Cep telefonu ile fotoğraf ve video çekmek, bir hobi olmaktan çıkıp kontrol edilemez bir 'bağımlılık' haline geldi. Tarkan, Harbiye'de konser veriyor. İzleyenlerin hemen hepsi konseri canlı değil, cep telefonundan izliyor. Neden? Çünkü o andaki tek kaygıları, Tarkan'ı sahnede kaydetmek, o anı ölümsüzleştirmek. Yahu zaten adamın konser kayıtlarını internetten indirebiliyorsun, niye bu zahmet, bu eziyet? Sen güçlükle bilet bulabilmişsin, onca para bayılmışsın, o cehennem sıcağında İstanbul trafiğini aşıp ta nerelerden Açıkhava'ya gelmişsin. Güzel güzel oturup da konserin tadını çıkarsana. Yok, olmaz... Çünkü Tarkan'dan daha fazla keyif veren bir şey var. Sosyal medyaya 'Ben Tarkan konserindeydim' görüntülerini dayayıp hava atmak, herkesi kıskandırmak... Şimdilerde kaygımız tek: 'Like' (beğeni) almak...

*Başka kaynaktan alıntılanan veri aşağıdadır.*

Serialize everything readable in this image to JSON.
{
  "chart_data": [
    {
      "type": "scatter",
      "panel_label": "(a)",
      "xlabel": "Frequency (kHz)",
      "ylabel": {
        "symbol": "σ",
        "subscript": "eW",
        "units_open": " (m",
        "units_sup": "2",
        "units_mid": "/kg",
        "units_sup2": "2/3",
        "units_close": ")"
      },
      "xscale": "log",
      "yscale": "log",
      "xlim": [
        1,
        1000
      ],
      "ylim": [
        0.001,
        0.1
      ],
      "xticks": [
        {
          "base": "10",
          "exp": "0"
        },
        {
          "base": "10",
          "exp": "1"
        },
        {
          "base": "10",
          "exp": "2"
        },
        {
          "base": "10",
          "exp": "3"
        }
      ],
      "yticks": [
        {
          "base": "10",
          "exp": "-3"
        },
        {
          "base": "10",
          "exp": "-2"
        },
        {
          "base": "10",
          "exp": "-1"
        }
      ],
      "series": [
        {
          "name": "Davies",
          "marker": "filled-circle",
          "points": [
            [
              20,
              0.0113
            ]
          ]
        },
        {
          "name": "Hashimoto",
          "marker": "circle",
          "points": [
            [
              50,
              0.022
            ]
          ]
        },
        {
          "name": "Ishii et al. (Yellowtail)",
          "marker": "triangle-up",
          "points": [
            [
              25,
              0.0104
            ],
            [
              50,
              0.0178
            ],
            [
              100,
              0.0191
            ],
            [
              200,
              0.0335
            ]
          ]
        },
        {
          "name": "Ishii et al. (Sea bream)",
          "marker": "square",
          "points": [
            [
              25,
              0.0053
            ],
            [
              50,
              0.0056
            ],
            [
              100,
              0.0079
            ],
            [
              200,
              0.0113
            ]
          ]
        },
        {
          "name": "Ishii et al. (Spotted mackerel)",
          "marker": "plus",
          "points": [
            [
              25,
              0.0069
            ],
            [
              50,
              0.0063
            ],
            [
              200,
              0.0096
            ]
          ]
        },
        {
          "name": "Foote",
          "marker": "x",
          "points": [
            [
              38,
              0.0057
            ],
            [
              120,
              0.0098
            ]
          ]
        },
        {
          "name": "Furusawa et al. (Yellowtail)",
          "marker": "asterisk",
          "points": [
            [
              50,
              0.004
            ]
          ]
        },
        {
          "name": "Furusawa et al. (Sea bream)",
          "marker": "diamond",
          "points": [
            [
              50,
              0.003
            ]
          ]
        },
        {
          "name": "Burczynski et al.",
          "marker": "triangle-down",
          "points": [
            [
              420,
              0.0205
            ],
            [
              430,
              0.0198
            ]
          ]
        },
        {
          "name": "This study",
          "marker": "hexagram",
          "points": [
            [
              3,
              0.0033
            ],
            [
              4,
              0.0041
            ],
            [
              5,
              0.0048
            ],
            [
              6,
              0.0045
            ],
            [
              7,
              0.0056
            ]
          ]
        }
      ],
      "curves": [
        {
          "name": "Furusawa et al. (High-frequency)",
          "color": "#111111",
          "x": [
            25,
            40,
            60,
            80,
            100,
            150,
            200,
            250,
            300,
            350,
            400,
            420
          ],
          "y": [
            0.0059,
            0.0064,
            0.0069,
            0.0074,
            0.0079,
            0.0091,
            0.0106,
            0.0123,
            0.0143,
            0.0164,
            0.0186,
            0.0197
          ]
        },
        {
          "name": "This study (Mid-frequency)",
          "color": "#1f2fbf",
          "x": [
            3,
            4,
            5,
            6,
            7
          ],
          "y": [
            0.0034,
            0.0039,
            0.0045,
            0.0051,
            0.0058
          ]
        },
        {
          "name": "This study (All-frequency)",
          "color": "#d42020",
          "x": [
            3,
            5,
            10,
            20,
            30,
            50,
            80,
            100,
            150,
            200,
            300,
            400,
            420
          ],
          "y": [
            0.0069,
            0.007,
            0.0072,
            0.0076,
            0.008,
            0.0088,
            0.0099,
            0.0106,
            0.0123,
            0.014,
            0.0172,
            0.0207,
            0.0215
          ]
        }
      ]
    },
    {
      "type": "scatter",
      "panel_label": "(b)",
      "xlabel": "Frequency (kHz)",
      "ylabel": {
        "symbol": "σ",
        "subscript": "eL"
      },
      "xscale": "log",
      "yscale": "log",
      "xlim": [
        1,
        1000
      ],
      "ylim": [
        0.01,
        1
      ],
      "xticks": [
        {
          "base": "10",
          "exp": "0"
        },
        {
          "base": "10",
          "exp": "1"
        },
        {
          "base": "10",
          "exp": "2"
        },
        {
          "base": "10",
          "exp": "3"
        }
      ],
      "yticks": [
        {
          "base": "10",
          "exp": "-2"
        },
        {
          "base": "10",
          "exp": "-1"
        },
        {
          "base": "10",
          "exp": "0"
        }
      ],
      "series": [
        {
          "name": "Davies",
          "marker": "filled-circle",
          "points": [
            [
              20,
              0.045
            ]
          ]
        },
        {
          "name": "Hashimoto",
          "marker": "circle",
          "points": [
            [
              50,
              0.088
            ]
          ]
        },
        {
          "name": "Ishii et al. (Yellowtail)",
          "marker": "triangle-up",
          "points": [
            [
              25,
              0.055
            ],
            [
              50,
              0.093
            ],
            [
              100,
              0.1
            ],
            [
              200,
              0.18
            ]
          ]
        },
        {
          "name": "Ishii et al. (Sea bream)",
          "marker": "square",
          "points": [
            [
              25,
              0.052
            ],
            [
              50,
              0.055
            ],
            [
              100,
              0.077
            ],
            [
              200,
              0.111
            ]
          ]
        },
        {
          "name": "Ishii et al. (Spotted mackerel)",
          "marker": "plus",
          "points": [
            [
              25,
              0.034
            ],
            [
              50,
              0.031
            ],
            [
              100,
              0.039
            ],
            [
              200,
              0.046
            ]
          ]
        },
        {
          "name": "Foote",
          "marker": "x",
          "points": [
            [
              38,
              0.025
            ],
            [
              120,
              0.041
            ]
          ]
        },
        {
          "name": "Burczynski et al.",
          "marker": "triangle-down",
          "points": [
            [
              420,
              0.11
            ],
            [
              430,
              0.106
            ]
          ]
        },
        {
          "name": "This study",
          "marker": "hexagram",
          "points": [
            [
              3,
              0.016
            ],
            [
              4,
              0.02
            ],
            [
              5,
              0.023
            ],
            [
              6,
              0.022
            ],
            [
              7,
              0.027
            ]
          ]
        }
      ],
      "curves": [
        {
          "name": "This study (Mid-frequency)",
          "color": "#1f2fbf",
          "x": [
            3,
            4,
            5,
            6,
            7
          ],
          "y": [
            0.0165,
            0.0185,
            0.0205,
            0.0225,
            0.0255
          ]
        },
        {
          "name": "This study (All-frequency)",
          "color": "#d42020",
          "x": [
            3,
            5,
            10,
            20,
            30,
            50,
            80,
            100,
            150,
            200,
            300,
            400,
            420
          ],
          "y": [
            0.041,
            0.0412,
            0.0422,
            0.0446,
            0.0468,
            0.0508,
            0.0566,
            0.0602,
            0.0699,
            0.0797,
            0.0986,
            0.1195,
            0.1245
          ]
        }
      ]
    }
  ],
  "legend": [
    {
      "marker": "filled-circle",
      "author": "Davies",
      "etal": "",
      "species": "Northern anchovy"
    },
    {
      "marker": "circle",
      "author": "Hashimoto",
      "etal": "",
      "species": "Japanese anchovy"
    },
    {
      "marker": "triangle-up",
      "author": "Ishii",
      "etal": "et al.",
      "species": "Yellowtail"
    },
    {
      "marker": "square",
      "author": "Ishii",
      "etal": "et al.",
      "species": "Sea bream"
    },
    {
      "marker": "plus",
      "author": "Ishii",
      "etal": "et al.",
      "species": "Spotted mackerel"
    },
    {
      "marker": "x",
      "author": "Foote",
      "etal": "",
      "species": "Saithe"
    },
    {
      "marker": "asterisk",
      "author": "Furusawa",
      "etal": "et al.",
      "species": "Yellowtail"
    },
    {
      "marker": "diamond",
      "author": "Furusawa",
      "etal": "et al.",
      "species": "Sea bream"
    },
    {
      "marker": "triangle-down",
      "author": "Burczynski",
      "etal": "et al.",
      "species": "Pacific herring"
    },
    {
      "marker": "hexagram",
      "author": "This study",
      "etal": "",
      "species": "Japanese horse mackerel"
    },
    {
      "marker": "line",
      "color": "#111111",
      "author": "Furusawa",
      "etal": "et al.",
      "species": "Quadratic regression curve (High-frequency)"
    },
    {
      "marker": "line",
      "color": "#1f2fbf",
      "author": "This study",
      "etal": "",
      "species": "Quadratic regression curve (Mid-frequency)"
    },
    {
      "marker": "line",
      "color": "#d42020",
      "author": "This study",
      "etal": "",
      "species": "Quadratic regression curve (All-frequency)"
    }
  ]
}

Sadece konserlerde mi? Ünlü mumya müzesinin en nadide eserleri İstanbul'a, ayağımıza gelmiş. Kimselerin mumyalara baktığı filan yok. Tek derdimiz, onlarla birlikte fotoğraf çektirip Facebook'a, Instagram'a koymak... Çıkışta 'Atatürk'ün kravatı mı yoksa papyonu mu vardı?' diye sorsanız, cep telefonundaki kayıtlara bakmadan bilecek kimse yok!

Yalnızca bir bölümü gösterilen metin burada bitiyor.